Now, if you are a typical kid, shoot-even a typical adult, 2 hours is a loooooooong time. For Lij it is 10 times worse.
So I prepped. I prepped Elijah. Signing that we were going to the doctors, then school. Only in that order. That the bus would not be coming today. I called ahead to remind the doctor's office that we were coming and could they have our room ready for us when we got there. I filled out all his paperwork the last time we were there, submitting insurance and licenses. I brought all the tricks-Ipad, Leapfrog thing, cookies, homeopathic anxiety meds, even no-spill bubbles.
We got there and he came in perfectly, went into the room perfectly, played the Ipad perfectly, blew bubbles perfectly. All for a little over an hour as we were waiting for the drops to dilate his eyes. By the time the doctor came in, Elijah was done. The doctor was great. Elijah's shrieks and screams didn't phase the doctor. I politely tell the doctor that "If Elijah had words, he would be saying, 'I've been here too long. I'm all done.'" But he doesn't have those words, so I say them for him.
He finished the visit--I would call it a success! Besides the verbal lashing, he did well. He sat still on my lap and was such a good, brave boy.
When we got into the van, I got a message from a sweet friend of mine. She just found out today that her son has the same type of hearing loss as Elijah has. I lost it. I had visions of getting that diagnosis with Elijah. The pain we felt, the mourning we went through, the yelling with God we did. I cried for my sweet friend. My emotions apparently were just dormant, wakening when needed. I can empathize with exactly how she is feeling.
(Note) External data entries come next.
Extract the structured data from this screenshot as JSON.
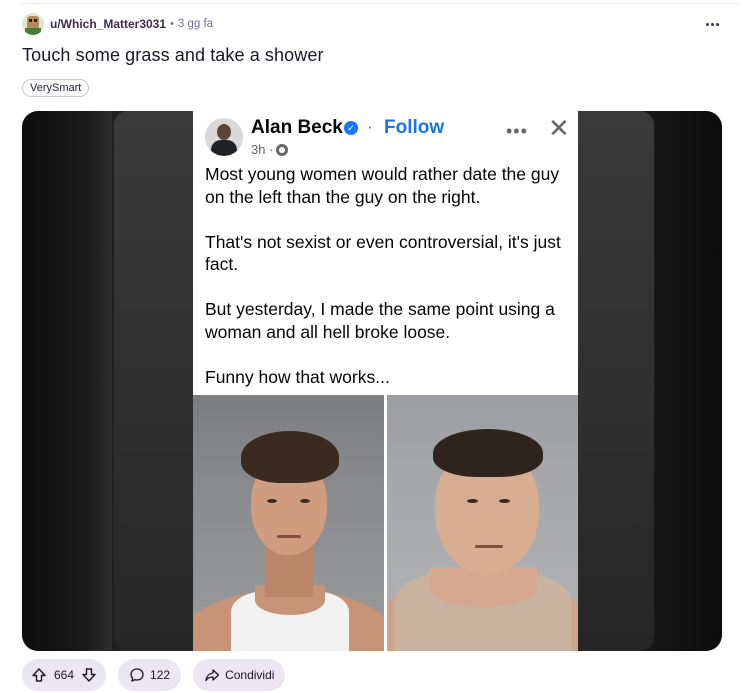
{
  "post": {
    "author": "u/Which_Matter3031",
    "time": "3 gg fa",
    "separator": "•",
    "title": "Touch some grass and take a shower",
    "flair": "VerySmart"
  },
  "embedded": {
    "name": "Alan Beck",
    "verified_mark": "✓",
    "separator": "·",
    "follow": "Follow",
    "time": "3h ·",
    "more": "•••",
    "close": "✕",
    "paragraphs": [
      "Most young women would rather date the guy on the left than the guy on the right.",
      "That's not sexist or even controversial, it's just fact.",
      "But yesterday, I made the same point using a woman and all hell broke loose.",
      "Funny how that works..."
    ]
  },
  "actions": {
    "votes": "664",
    "comments": "122",
    "share": "Condividi"
  },
  "colors": {
    "accent_pill": "#ece6f2",
    "username": "#3b2f52",
    "follow_blue": "#1b74e4"
  }
}
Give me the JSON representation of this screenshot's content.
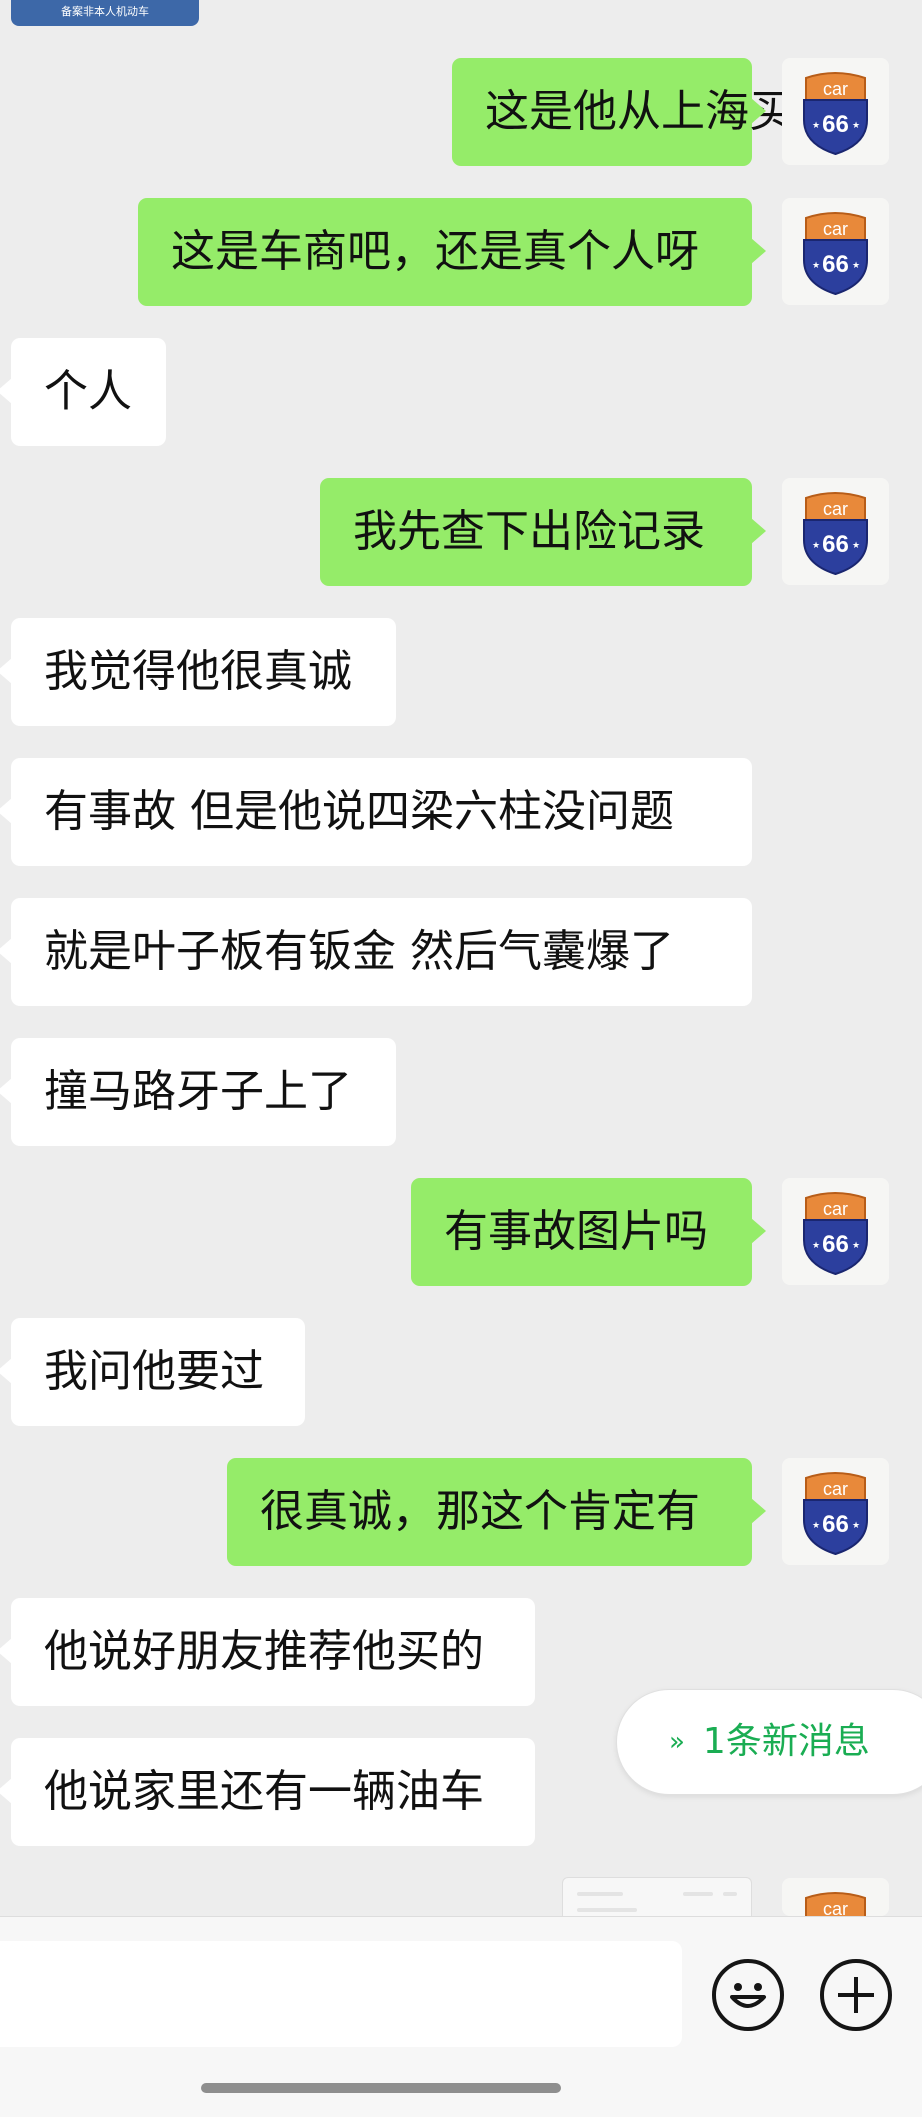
{
  "top_card": {
    "text": "备案非本人机动车"
  },
  "avatar": {
    "top_text": "car",
    "number": "66"
  },
  "messages": [
    {
      "side": "right",
      "text": "这是他从上海买的"
    },
    {
      "side": "right",
      "text": "这是车商吧，还是真个人呀"
    },
    {
      "side": "left",
      "text": "个人"
    },
    {
      "side": "right",
      "text": "我先查下出险记录"
    },
    {
      "side": "left",
      "text": "我觉得他很真诚"
    },
    {
      "side": "left",
      "text": "有事故 但是他说四梁六柱没问题"
    },
    {
      "side": "left",
      "text": "就是叶子板有钣金 然后气囊爆了"
    },
    {
      "side": "left",
      "text": "撞马路牙子上了"
    },
    {
      "side": "right",
      "text": "有事故图片吗"
    },
    {
      "side": "left",
      "text": "我问他要过"
    },
    {
      "side": "right",
      "text": "很真诚，那这个肯定有"
    },
    {
      "side": "left",
      "text": "他说好朋友推荐他买的"
    },
    {
      "side": "left",
      "text": "他说家里还有一辆油车"
    }
  ],
  "new_message": {
    "chevron": "»",
    "label": "1条新消息"
  },
  "input": {
    "value": "",
    "placeholder": ""
  },
  "icons": {
    "emoji": "emoji-icon",
    "plus": "plus-icon"
  },
  "colors": {
    "sent_bubble": "#95ec69",
    "received_bubble": "#ffffff",
    "accent": "#1aad53",
    "background": "#ededed"
  }
}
Now, 10 years later almost to the date, I know there is hope. That God made a language for us. God made technology so that we can give Elijah the OPTION to hear like we do. And the reality is, God can heal. Heal what? His hearing, my bias, our sadness. And He can bring hope. Hope for great communication (whatever that looks like), hope for internal healing, hope for technological assistance.
So in the quiet on the way home, I thought about these two deficiencies that my oldest son has. He has his daddy's sight and non-working (well, sort of with his implant) ears. My mind started to tick of other skills that are lacking.
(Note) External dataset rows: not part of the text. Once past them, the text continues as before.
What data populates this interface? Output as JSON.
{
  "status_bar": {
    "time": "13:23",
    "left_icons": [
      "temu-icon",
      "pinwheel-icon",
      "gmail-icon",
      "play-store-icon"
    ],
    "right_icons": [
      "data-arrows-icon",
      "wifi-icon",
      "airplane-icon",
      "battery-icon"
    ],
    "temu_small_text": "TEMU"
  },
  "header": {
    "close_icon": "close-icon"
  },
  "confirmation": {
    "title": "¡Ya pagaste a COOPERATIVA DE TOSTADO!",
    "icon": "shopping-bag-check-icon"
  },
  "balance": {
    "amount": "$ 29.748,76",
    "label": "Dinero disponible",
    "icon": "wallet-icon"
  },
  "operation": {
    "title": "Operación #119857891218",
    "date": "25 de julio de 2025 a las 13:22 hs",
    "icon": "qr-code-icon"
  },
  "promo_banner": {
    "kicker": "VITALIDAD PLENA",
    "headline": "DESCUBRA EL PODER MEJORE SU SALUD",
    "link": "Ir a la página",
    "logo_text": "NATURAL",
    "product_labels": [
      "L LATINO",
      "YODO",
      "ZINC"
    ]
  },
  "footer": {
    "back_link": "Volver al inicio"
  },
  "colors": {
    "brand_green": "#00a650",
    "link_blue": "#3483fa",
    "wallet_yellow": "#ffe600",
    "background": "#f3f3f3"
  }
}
Then I stopped myself. I thought of how proud I am of him. I'm so proud that the teacher's letters home keep adding new signs that he is signing, new academic skills, new social skills (well, those are really lacking, but still progressing). I just kept thinking of all the cool stuff that Elijah has been doing lately.
So my prayer is that I can mourn the deficiencies he (we) have but that I (we) celebrate the excessive joys he brings us.